The MN12 Thunderbird was much like the Taurus in its shameless aping of a German car, the biggest issue was only the base 3.8/AOD powertrain was carried over from the Fox but in a chassis over 200lbs heavier, and the supercharged version was only available as part of a lofty premium package in the SC. The performance and handling of the latter is quite good for a large heavy American coupe for its time but the lower grade LX model is very clearly a decontented version of the SC and it shows, softer springs, smaller sway bars, underpowered V6 and the interior has a lot of tells like “this is where the fog light, suspension switches and handbrake would be slot” in the standard center console or the unusually flat bucket seats that look just like SC seats but without the large inflatable bolsters.

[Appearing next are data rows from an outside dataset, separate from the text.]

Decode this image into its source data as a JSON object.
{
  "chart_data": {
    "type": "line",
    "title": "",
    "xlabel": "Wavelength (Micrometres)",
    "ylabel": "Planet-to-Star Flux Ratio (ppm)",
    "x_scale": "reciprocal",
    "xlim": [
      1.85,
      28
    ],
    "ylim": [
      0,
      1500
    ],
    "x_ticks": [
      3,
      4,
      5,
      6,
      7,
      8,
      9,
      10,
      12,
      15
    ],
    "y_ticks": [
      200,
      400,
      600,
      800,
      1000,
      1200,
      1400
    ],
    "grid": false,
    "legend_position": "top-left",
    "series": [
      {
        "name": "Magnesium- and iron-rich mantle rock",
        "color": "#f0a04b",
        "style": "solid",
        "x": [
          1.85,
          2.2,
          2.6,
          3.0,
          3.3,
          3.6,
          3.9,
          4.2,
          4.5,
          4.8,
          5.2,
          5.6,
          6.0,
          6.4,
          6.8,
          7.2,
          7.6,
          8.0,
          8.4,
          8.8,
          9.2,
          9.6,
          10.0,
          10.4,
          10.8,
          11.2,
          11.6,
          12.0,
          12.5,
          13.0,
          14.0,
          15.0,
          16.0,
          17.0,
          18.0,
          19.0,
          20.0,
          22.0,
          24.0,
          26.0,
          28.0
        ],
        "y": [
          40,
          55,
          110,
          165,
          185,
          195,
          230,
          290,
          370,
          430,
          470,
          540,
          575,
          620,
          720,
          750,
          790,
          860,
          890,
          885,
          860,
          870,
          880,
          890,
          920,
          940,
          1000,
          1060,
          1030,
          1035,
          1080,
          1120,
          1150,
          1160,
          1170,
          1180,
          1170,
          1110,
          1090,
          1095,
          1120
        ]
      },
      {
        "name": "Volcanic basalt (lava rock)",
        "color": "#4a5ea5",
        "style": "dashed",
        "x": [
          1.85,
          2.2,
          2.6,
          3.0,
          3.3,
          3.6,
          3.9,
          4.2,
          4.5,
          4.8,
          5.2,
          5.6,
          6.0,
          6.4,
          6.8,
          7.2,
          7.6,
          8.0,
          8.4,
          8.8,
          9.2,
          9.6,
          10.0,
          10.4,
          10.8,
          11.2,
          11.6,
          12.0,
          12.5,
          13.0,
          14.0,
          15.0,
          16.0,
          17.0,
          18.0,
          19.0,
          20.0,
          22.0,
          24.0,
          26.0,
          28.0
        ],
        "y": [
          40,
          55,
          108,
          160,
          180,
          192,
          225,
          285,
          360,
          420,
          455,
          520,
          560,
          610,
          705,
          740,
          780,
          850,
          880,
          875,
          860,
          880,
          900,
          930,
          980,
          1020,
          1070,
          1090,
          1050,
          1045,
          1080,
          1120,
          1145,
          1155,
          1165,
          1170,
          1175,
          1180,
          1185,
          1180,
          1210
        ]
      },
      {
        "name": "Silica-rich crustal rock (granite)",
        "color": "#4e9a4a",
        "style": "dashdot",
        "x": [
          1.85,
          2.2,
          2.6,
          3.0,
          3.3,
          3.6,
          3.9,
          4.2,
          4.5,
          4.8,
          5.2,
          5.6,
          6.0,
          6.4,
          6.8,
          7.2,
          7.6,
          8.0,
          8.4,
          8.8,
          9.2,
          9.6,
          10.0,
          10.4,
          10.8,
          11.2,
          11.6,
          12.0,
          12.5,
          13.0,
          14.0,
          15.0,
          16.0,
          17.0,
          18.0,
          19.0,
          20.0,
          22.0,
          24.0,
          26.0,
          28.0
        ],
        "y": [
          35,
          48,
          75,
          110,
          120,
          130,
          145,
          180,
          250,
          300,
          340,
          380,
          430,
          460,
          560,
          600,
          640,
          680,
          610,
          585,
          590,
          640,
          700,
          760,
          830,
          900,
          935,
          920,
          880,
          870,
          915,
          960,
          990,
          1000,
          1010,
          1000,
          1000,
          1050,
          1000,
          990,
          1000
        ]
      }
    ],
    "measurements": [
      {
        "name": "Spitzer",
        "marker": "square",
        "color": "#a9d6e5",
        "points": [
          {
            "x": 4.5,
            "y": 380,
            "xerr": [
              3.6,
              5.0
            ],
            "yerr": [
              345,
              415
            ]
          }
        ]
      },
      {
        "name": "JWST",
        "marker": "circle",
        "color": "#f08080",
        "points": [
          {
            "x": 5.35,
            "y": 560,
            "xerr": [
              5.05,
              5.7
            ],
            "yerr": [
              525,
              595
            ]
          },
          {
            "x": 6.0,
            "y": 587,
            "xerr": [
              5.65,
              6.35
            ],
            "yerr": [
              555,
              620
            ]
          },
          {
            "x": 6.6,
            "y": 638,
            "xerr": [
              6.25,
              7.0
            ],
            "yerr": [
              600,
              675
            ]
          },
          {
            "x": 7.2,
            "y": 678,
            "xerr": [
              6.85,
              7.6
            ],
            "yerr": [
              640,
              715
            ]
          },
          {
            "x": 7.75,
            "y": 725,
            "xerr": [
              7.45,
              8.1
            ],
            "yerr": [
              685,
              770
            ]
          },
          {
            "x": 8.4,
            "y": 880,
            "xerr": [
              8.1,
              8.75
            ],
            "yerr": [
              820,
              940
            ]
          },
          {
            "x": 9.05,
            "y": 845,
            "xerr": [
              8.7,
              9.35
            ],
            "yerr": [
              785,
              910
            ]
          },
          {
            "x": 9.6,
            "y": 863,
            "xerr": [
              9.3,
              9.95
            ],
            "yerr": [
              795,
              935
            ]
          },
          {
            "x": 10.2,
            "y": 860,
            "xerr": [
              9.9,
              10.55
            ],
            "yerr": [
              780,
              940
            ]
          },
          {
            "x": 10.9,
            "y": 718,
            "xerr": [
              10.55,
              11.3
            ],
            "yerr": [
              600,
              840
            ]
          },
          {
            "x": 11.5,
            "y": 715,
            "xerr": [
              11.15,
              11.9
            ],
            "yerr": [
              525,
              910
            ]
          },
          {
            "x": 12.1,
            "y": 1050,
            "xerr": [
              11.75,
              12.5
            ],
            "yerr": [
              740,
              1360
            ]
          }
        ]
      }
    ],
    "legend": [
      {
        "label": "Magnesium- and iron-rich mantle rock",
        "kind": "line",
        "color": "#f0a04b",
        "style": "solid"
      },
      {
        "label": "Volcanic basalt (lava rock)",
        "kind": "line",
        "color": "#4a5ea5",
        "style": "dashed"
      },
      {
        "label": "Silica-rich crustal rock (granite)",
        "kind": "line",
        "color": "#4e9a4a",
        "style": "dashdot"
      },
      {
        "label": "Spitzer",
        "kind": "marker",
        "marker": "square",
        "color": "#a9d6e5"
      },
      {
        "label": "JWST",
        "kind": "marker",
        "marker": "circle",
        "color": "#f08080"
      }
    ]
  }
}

Sadly the Taurus was arguably peak Taurus right out of the gate in 1986, or maybe 89 with the addition of the SHO, but the MN12 took a few years to get a V8, took a few more years to get a better transmission, took a few more years to get the SC handling package as an option on LXs but by that time the car was outdated in appearance and the bottom fully fell out of the coupe market. Shame since the cars were fairly remarkable, any larger RWD coupe available today has similar mechanical packaging, when the S550 Mustang started making the rounds I swore pictures of it’s “all new” IRS was straight off of a MN12.
Matt, I was actually hoping for your weigh-in, as you had a Cougar of this generation and seat time in one. And as you and Paul N. had pointed out, I guess I hadn’t realized just how decontented the LX models were relative to the goals of the initial project.
I also agree that first Taurus was the best Taurus. I’m glad those other CC reruns about it got posted today.
Still have the Cougar!
Mine’s a 94, the spec equivalent to a Tbird LX, where they were pretty well fleshed out by then. Ford underwent a changeover in options/packages in 1993 across most of their lineup called one price shopping that consolidated a lot of higher options to standard equipment that vastly improved the percieved content with the cars, and with the new drivetrain, 4.6 engine and interiors in 94 largely closed the gap with the SC for anything but all around performance, which is probably more analogous to how the Foxes were in the line
Once again a fabulous essay by Joseph Dennis. The car connection is almost superfluous; and for what it’s worth, while I am quite familiar with both these cars (and in fact saw a nice 635 last week), I never made a connection between them. As for clothes, I fortunately have only one sibling, an older sister, and didn’t have to deal with many hand-me-downs past toddler age. And I found the comments about suits interesting. I worked in the tech industry, up to fairly senior management levels including many meetings with C-level execs at multi-billion dollar Asian suppliers, and I haven’t owned a suit for 40 years.
Thank you for the kind words. As I read through your comment, I was trying to remember the last time I wore a suit for business purposes. It was probably during business travel just over two years ago. Before that, though? Probably again the year before…for business travel.